The Kurdish forces have been pushed back to operating bases on several fronts in recent weeks, including Khazir, where airstrikes occurred early Saturday along the rolling hills in front of rebel-held territory.
“This has become a front line in the battle against ISIS,” said Mohammad Mohsin Ahmedi, an assistant to Rowsch Shaways, the country’s deputy prime minister, who was visiting the area Saturday. “The airstrikes and support we have received from the international community has been very useful in our efforts to stop the ISIS advance.”
ISIS is an abbreviation of another of the Islamic State’s translated names.
It was unclear late Saturday whether U.S. or Iraqi forces had conducted the airstrikes.
Officials described the area as a crucial point along the road to Irbil, the capital of the Kurdish autonomous region in northern Iraq.

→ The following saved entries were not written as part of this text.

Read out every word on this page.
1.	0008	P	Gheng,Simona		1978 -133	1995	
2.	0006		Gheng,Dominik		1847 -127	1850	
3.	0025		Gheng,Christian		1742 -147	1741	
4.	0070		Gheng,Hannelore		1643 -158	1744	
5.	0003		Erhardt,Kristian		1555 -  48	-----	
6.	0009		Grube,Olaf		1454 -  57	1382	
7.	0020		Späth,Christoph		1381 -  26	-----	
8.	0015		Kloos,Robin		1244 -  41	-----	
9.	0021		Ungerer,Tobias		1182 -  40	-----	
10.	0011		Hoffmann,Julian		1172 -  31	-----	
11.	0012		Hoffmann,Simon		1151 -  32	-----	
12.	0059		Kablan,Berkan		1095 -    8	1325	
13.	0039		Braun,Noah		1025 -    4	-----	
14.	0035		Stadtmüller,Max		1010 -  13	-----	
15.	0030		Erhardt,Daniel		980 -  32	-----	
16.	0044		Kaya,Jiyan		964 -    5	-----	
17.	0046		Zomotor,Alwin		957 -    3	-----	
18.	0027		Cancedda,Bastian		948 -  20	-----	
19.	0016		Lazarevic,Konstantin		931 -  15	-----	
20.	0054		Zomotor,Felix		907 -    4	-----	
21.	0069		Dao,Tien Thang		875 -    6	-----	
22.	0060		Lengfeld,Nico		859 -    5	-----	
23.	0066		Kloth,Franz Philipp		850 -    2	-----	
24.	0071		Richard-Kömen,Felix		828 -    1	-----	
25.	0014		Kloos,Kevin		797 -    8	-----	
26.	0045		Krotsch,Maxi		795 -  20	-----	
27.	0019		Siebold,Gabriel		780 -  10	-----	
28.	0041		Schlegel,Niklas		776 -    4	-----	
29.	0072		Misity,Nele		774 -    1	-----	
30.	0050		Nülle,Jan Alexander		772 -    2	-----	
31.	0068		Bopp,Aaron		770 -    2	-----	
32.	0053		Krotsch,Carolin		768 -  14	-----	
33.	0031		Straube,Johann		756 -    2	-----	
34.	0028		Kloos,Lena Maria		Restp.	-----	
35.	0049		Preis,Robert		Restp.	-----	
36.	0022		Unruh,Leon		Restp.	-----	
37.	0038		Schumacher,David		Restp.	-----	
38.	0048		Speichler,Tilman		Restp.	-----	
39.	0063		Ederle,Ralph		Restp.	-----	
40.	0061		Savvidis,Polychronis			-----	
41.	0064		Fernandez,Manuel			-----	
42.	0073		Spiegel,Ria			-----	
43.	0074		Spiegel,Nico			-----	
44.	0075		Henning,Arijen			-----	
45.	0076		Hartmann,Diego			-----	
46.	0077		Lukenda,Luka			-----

“If anyone breaks through this line, then that’s Irbil,” said Aziz Shwan Ahmed, the chief of staff in Shaways’ office. “This is defending the capital directly.”
The officials said that airstrikes had been semiregular in the past few days, and were not always a response to an imminent advance by the Sunni fighters. Kurdish fighters in the area said they did not call for the attacks Saturday morning or even see a militant push to prompt them.
“It wasn’t because they were advancing,” Mr. Ahmed said. “When the planes see ISIS movement they stop it.”